At the same time, farmers, particularly in low-income countries, are among those most vulnerable to climate change. There are also many promising innovations to support farmers to adapt to climate change. Examples include drought-resistant seeds, improved weather forecasts paired with digital agricultural advisory services, innovative financing systems for insurance and resilience boosting investments, and weather responsive safety nets.

Chaired by Kremer, the Innovation Commission will be led by a Secretariat that works with leading researchers, innovators, and practitioners in the public, private, and non-profit sectors. The full Commission will be announced in the coming months.

“There are many promising areas for innovation, both in mitigation and adaptation,” said Michael Kremer. “Each individual innovation might not succeed, but the tremendous costs of climate change justify investing in many potential innovations. For many of the needed innovations, commercial incentives to invest fall short of the social need.”
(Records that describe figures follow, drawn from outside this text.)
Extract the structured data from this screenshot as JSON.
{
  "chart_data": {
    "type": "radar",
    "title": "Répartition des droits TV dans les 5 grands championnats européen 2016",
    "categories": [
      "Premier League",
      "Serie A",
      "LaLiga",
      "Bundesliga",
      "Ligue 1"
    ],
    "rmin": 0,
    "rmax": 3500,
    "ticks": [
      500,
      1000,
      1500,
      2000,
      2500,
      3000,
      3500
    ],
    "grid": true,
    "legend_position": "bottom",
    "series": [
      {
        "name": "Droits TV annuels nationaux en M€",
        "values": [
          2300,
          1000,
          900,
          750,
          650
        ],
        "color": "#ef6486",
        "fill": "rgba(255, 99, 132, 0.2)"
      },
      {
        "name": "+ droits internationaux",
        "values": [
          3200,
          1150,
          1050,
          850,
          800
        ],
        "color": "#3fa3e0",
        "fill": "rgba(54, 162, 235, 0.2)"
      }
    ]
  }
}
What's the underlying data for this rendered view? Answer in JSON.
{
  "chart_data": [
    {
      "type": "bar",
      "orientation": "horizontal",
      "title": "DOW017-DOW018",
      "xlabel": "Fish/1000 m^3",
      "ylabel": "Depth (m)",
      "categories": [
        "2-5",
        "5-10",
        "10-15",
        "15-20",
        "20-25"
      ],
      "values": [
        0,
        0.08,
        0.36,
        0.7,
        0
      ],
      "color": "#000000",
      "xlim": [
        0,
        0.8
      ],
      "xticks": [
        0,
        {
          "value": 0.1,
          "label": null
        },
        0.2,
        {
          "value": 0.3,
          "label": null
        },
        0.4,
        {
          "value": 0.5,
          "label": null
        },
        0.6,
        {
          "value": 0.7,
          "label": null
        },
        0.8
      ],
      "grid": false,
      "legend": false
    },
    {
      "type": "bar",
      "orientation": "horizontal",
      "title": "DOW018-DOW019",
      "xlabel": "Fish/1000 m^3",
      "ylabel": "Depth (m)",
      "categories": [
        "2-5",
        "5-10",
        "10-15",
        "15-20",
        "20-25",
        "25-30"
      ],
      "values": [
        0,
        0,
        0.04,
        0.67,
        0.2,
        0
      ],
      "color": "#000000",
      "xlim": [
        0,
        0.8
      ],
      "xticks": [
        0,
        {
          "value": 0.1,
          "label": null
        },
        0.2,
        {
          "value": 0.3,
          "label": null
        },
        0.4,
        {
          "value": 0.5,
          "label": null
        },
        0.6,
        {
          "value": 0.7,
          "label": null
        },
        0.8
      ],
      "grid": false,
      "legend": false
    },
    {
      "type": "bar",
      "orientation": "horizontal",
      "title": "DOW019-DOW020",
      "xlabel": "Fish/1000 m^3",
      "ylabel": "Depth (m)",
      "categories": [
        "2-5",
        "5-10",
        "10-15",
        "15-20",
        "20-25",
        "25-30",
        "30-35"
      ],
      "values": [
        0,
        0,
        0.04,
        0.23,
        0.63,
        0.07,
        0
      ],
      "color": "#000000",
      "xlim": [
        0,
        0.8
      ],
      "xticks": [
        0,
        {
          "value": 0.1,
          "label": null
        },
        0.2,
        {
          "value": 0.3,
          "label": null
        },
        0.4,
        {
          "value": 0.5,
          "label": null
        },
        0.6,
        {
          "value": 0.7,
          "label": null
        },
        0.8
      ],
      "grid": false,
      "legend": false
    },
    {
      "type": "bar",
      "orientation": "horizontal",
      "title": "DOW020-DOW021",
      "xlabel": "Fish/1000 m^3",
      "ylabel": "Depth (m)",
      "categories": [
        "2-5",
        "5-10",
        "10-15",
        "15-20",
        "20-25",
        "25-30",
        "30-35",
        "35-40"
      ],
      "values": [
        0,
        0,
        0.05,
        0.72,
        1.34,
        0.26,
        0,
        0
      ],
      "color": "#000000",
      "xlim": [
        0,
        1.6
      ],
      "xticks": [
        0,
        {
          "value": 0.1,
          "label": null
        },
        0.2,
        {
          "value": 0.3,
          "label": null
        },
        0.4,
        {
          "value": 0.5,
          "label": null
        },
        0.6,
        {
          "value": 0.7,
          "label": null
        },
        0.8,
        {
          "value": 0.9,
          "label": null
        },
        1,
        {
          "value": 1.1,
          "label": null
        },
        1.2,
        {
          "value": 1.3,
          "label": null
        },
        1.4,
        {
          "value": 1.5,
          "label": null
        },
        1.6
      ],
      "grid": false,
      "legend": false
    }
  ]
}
The returns to this innovation can be huge. The estimated social rate of return to public investment in R&D is 55%, a phenomenal rate of return relative to most other investments. The benefits of the green revolution alone, in which improved crop varieties were successfully developed and spread across the world, have been larger than the costs of all development assistance ever spent.

Starting immediately and continuing for the next three years, the Innovation Commission will carefully consider the evidence and make recommendations on innovations with the potential to address the interlinked challenges of climate change, food security, and agriculture.

The Innovation Commission will also consider proposals for meta-innovations: new systems to promote innovation and shape it to meet these global challenges.

It will draw on the experience of Commissioners, including former heads of state, finance ministers, and leaders in international organizations. It will also draw on Kremer’s experience helping to co-found Development Innovation Ventures at USAID, which has generated an estimated $17 of social benefits for each $1 spent. It will also draw on his experience helping to design a $1.2 billion dollar advance market commitment for new pneumococcal vaccines. Subsequently three vaccines were developed saving an estimated 700,000 lives.